The second patient was 74-year-old male with recurrent UTI for 6 months. He had fecaluria and pneumaturia for approximately 2 weeks. He had a colonoscopy 6 years ago for bowel symptoms that showed diverticuli. He did not have any subsequent bowel symptoms.

Clinical examination was unremarkable. A CT scan confirmed the presence of a colovesical fistula. This patient’s diagnostic laparoscopy showed the same findings as those described for Case 1. Therefore, he was also managed by excision of the fistula and closure of the colon and bladder defects in 2 layers, with interposition of the omentum.


The operative times were 210 minutes and 230 minutes for Case 1 and Case 2, respectively. The average blood loss was 100 mL. There were no intraoperative or postoperative complications. Oral fluids were started in 48 hours. The transanal tube was removed once the bowels moved. The first patient was discharged on the 7th postoperative day. The second patient had status asthmaticus on the 6th postoperative day and was discharged on the 10th day.

Patients were reviewed in the outpatient department on the 14th postoperative day. A cystogram was done. Neither patient showed any leakage, so the catheter was removed. Cystoscopy performed after 3 months showed a well-healed scar Figure 7. At follow-up of 5 years and 6 months, respectively, both patients were asymptomatic.


Most patients with colovesical fistulae are symptomatic at presentation and require treatment. The standard management of colovesical fistulae is by excision of the fistula with colonic resection, or diversion colostomy using an open technique [7], laparoscopic-assisted technique [8,9], or pure laparoscopic approach [10,11]. The bladder is managed by Foley drainage or closure of the defect. However, several modalities of management have been described in the literature, including medical management [12,13,14]. Spontaneous closure of a colovesical fistula can also occur.

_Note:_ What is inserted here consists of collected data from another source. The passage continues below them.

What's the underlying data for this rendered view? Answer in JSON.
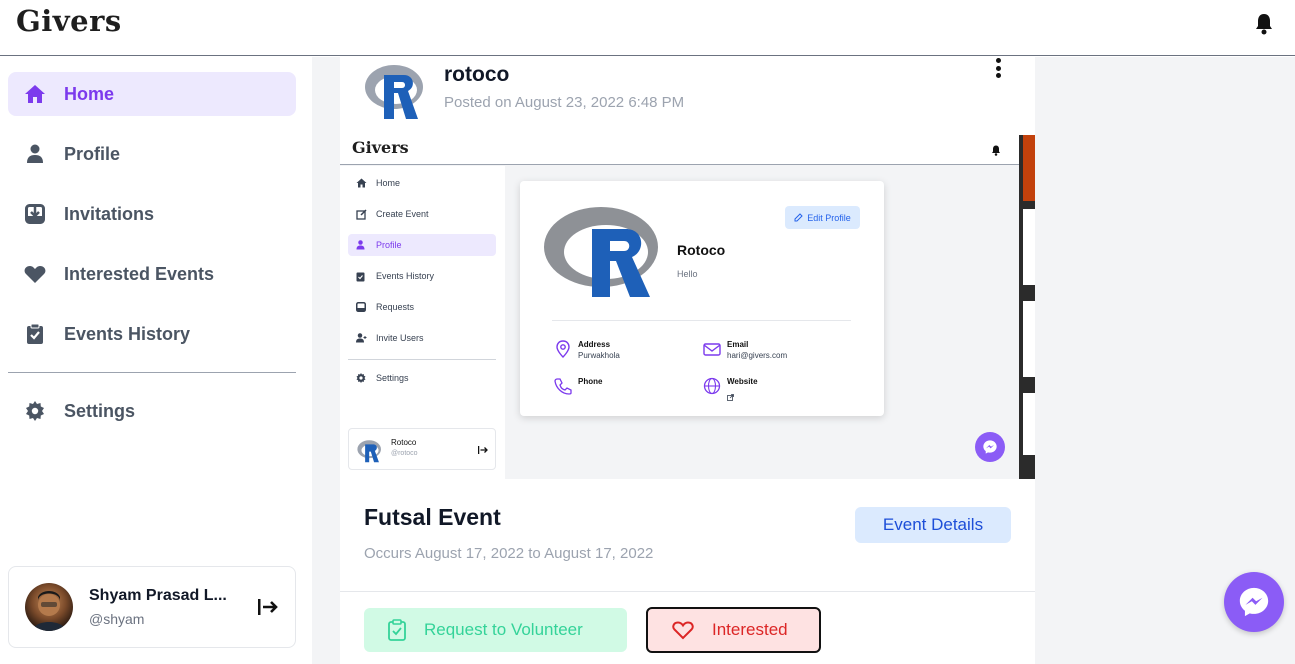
{
  "header": {
    "brand": "Givers"
  },
  "sidebar": {
    "items": [
      {
        "label": "Home",
        "icon": "home-icon",
        "active": true
      },
      {
        "label": "Profile",
        "icon": "user-icon",
        "active": false
      },
      {
        "label": "Invitations",
        "icon": "inbox-icon",
        "active": false
      },
      {
        "label": "Interested Events",
        "icon": "heart-icon",
        "active": false
      },
      {
        "label": "Events History",
        "icon": "clipboard-check-icon",
        "active": false
      }
    ],
    "settings_label": "Settings",
    "user": {
      "name": "Shyam Prasad L...",
      "handle": "@shyam"
    }
  },
  "post": {
    "author": "rotoco",
    "date": "Posted on August 23, 2022 6:48 PM",
    "image": {
      "brand": "Givers",
      "nav": [
        {
          "label": "Home",
          "active": false
        },
        {
          "label": "Create Event",
          "active": false
        },
        {
          "label": "Profile",
          "active": true
        },
        {
          "label": "Events History",
          "active": false
        },
        {
          "label": "Requests",
          "active": false
        },
        {
          "label": "Invite Users",
          "active": false
        }
      ],
      "settings_label": "Settings",
      "user": {
        "name": "Rotoco",
        "handle": "@rotoco"
      },
      "profile": {
        "name": "Rotoco",
        "bio": "Hello",
        "edit_label": "Edit Profile",
        "address_label": "Address",
        "address_value": "Purwakhola",
        "email_label": "Email",
        "email_value": "hari@givers.com",
        "phone_label": "Phone",
        "website_label": "Website"
      }
    },
    "event_title": "Futsal Event",
    "event_dates": "Occurs August 17, 2022 to August 17, 2022",
    "details_label": "Event Details",
    "volunteer_label": "Request to Volunteer",
    "interested_label": "Interested"
  },
  "colors": {
    "accent": "#7c3aed",
    "messenger": "#8b5cf6",
    "success": "#34d399",
    "danger": "#dc2626"
  }
}
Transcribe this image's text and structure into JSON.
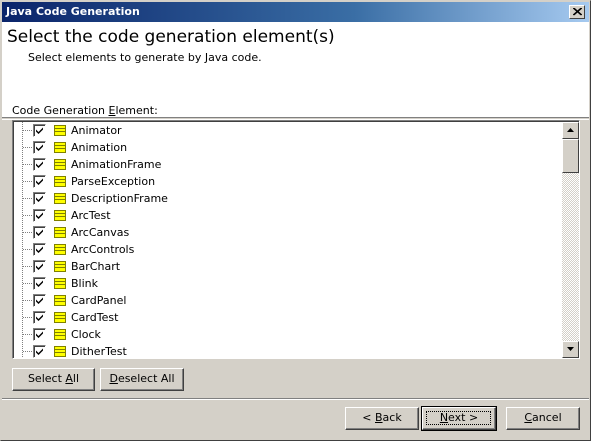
{
  "window": {
    "title": "Java Code Generation"
  },
  "header": {
    "heading": "Select the code generation element(s)",
    "subheading": "Select elements to generate by Java code."
  },
  "list": {
    "label": "Code Generation Element:",
    "items": [
      {
        "label": "Animator",
        "checked": true
      },
      {
        "label": "Animation",
        "checked": true
      },
      {
        "label": "AnimationFrame",
        "checked": true
      },
      {
        "label": "ParseException",
        "checked": true
      },
      {
        "label": "DescriptionFrame",
        "checked": true
      },
      {
        "label": "ArcTest",
        "checked": true
      },
      {
        "label": "ArcCanvas",
        "checked": true
      },
      {
        "label": "ArcControls",
        "checked": true
      },
      {
        "label": "BarChart",
        "checked": true
      },
      {
        "label": "Blink",
        "checked": true
      },
      {
        "label": "CardPanel",
        "checked": true
      },
      {
        "label": "CardTest",
        "checked": true
      },
      {
        "label": "Clock",
        "checked": true
      },
      {
        "label": "DitherTest",
        "checked": true
      }
    ]
  },
  "buttons": {
    "select_all": "Select All",
    "deselect_all": "Deselect All",
    "back": "< Back",
    "next": "Next >",
    "cancel": "Cancel"
  },
  "icons": {
    "close": "close-icon",
    "check": "checkmark-icon",
    "class": "class-icon",
    "scroll_up": "arrow-up-icon",
    "scroll_down": "arrow-down-icon"
  },
  "colors": {
    "title_start": "#0a246a",
    "title_end": "#a6caf0",
    "face": "#d4d0c8",
    "class_icon": "#ffff00"
  }
}
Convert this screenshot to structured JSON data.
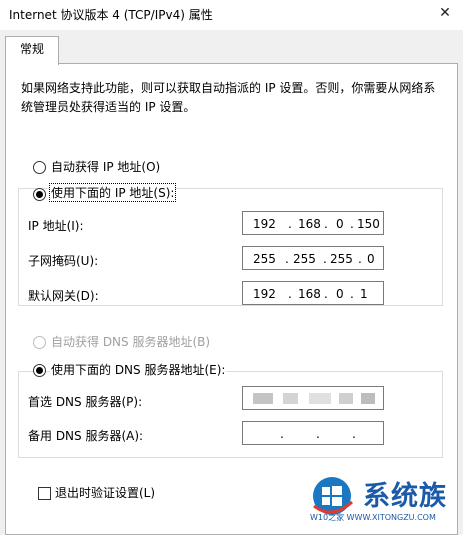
{
  "window": {
    "title": "Internet 协议版本 4 (TCP/IPv4) 属性",
    "close_glyph": "✕"
  },
  "tabs": [
    {
      "label": "常规"
    }
  ],
  "description": "如果网络支持此功能，则可以获取自动指派的 IP 设置。否则，你需要从网络系统管理员处获得适当的 IP 设置。",
  "ip_mode": {
    "auto_label": "自动获得 IP 地址(O)",
    "manual_label": "使用下面的 IP 地址(S):",
    "selected": "manual"
  },
  "ip_fields": {
    "ip_address": {
      "label": "IP 地址(I):",
      "octets": [
        "192",
        "168",
        "0",
        "150"
      ]
    },
    "subnet_mask": {
      "label": "子网掩码(U):",
      "octets": [
        "255",
        "255",
        "255",
        "0"
      ]
    },
    "gateway": {
      "label": "默认网关(D):",
      "octets": [
        "192",
        "168",
        "0",
        "1"
      ]
    }
  },
  "dns_mode": {
    "auto_label": "自动获得 DNS 服务器地址(B)",
    "manual_label": "使用下面的 DNS 服务器地址(E):",
    "selected": "manual"
  },
  "dns_fields": {
    "preferred": {
      "label": "首选 DNS 服务器(P):",
      "octets": [
        "",
        "",
        "",
        ""
      ],
      "obscured": true
    },
    "alternate": {
      "label": "备用 DNS 服务器(A):",
      "octets": [
        "",
        "",
        "",
        ""
      ]
    }
  },
  "validate": {
    "label": "退出时验证设置(L)",
    "checked": false
  },
  "watermark": {
    "brand": "系统族",
    "site": "W10之家 WWW.XITONGZU.COM",
    "colors": [
      "#1a78c2",
      "#e23b2e"
    ]
  }
}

Amin et al [13] reported conservative management of colovesical fistulae due to diverticular disease in high-risk patients. They observed 6 patients for 3 to 14 years without significant complications. There is also a single reported case of a colovesical fistula treated with transurethral resection, with no evidence of recurrence in more than 2 years of follow-up [15]. Fibrin glue as a sealant of urinary tract fistula (including a colovesical fistula) has also been described. However, the glue was reported to be unsuccessful for the colovesical fistula [16].

Laparoscopic repair of a colovesical fistula is less invasive than the other repair methods. Tsivian et al [9] reported a 57-year-old man with diverticulitis and colovesical fistula that was managed by laparoscopic mobilization and resection of the sigmoid colon, followed by open anastomosis. The patient was asymptomatic after 6 months of follow-up.

The present authors reported 2 patients who presented with colovesical fistula. Because of their presenting signs, they were managed only through laparoscopy by excision of the fistula and closure of the colonic and bowel defects. Both patients had a satisfactory healing and did not have a recurrence in the follow-up period.


In the presence of select favorable signs, laparoscopic repair of colovesical fistula may be completed without colectomy or colonic diversion. The laparoscopic approach is less invasive than other procedures and appears to be an effective method of management for colovesical fistula in some patients.